Re: [PATCH v1 7/7] fs/proc/kcore: use page_offline_(freeze|unfreeze)

From: Mike Rapoport
Date: Mon May 03 2021 - 07:34:00 EST


On Mon, May 03, 2021 at 12:13:45PM +0200, David Hildenbrand wrote:
> On 03.05.21 11:28, Mike Rapoport wrote:
> > On Mon, May 03, 2021 at 10:28:36AM +0200, David Hildenbrand wrote:
> > > On 02.05.21 08:34, Mike Rapoport wrote:
> > > > On Thu, Apr 29, 2021 at 02:25:19PM +0200, David Hildenbrand wrote:
> > > > > Let's properly synchronize with drivers that set PageOffline(). Unfreeze
> > > > > every now and then, so drivers that want to set PageOffline() can make
> > > > > progress.
> > > > >
> > > > > Signed-off-by: David Hildenbrand <david@xxxxxxxxxx>
> > > > > ---
> > > > > fs/proc/kcore.c | 15 +++++++++++++++
> > > > > 1 file changed, 15 insertions(+)
> > > > >
> > > > > diff --git a/fs/proc/kcore.c b/fs/proc/kcore.c
> > > > > index 92ff1e4436cb..3d7531f47389 100644
> > > > > --- a/fs/proc/kcore.c
> > > > > +++ b/fs/proc/kcore.c
> > > > > @@ -311,6 +311,7 @@ static void append_kcore_note(char *notes, size_t *i, const char *name,
> > > > > static ssize_t
> > > > > read_kcore(struct file *file, char __user *buffer, size_t buflen, loff_t *fpos)
> > > > > {
> > > > > + size_t page_offline_frozen = 0;
> > > > > char *buf = file->private_data;
> > > > > size_t phdrs_offset, notes_offset, data_offset;
> > > > > size_t phdrs_len, notes_len;
> > > > > @@ -509,6 +510,18 @@ read_kcore(struct file *file, char __user *buffer, size_t buflen, loff_t *fpos)
> > > > > pfn = __pa(start) >> PAGE_SHIFT;
> > > > > page = pfn_to_online_page(pfn);
> > > >
> > > > Can't this race with page offlining for the first time we get here?
> > >
> > >
> > > To clarify, we have three types of offline pages in the kernel ...
> > >
> > > a) Pages part of an offline memory section; the memap is stale and not
> > > trustworthy. pfn_to_online_page() checks that. We *can* protect against
> > > memory offlining using get_online_mems()/put_online_mems(), but usually
> > > avoid doing so as the race window is very small (and a problem all over the
> > > kernel we basically never hit) and locking is rather expensive.

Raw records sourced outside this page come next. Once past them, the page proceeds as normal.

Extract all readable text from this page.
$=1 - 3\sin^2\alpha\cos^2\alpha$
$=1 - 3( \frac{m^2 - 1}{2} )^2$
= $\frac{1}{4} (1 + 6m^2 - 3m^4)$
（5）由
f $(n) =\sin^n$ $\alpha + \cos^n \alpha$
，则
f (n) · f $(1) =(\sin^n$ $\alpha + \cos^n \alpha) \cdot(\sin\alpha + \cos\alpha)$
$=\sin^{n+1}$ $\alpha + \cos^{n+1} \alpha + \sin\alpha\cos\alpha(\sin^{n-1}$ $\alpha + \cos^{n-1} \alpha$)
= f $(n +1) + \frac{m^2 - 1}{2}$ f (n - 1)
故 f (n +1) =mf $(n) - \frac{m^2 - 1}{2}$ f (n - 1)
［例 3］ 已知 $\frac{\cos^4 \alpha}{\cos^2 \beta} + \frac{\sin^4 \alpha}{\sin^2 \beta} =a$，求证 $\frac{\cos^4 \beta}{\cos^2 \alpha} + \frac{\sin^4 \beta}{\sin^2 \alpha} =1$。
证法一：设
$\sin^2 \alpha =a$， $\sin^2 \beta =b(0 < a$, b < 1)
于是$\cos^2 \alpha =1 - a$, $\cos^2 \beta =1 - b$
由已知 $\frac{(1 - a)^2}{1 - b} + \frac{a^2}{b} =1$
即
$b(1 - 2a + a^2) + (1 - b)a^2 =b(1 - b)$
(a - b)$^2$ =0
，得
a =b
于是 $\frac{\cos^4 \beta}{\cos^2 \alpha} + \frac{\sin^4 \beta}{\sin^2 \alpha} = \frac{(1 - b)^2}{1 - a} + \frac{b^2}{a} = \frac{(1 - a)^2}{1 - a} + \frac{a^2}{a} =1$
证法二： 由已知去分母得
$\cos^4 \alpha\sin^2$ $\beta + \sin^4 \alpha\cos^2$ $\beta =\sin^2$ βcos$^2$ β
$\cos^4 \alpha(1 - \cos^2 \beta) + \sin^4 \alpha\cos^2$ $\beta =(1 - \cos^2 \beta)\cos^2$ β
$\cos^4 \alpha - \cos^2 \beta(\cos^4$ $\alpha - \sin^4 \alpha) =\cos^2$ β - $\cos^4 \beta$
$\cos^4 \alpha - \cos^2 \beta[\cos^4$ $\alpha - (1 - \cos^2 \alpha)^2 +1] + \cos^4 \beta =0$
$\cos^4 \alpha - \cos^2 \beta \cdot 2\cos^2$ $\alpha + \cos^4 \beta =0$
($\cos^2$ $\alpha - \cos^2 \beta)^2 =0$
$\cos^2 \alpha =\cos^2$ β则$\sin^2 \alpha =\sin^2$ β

In the
> > > future, we might switch to rcu to handle that more efficiently and avoiding
> > > these possible races.
> > >
> > > b) PageOffline(): logically offline pages contained in an online memory
> > > section with a sane memmap. virtio-mem calls these pages "fake offline";
> > > something like a "temporary" memory hole. The new mechanism I propose will
> > > be used to handle synchronization as races can be more severe, e.g., when
> > > reading actual page content here.
> > >
> > > c) Soft offline pages: hwpoisoned pages that are not actually harmful yet,
> > > but could become harmful in the future. So we better try to remove the page
> > > from the page allcoator and try to migrate away existing users.
> > >
> > >
> > > So page_offline_* handle "b) PageOffline()" only. There is a tiny race
> > > between pfn_to_online_page(pfn) and looking at the memmap as we have in many
> > > cases already throughout the kernel, to be tackled in the future.
> >
> > Right, but here you anyway add locking, so why exclude the first iteration?
>
> What we're protecting is PageOffline() below. If I didn't mess up, we should
> always be calling page_offline_freeze() before calling PageOffline(). Or am
> I missing something?

Somehow I was under impression we are protecting both pfn_to_online_page()
and PageOffline().

> > BTW, did you consider something like
>
> Yes, I played with something like that. We'd have to handle the first
> page_offline_freeze() freeze differently, though, and that's where things
> got a bit ugly in my attempts.
>
> >
> > if (page_offline_frozen++ % MAX_ORDER_NR_PAGES == 0) {
> > page_offline_unfreeze();
> > cond_resched();
> > page_offline_freeze();
> > }
> >
> > We don't seem to care about page_offline_frozen overflows here, do we?
>
> No, the buffer size is also size_t and gets incremented on a per-byte basis.
> The variant I have right now looked the cleanest to me. Happy to hear
> simpler alternatives.

Well, locking for the first time before the while() loop and doing
resched-relock outside switch() would be definitely nicer, and it makes the
last unlock unconditional.

The cost of prevention of memory offline during reads of !KCORE_RAM parts
does not seem that significant to me, but I may be missing something.

--
Sincerely yours,
Mike.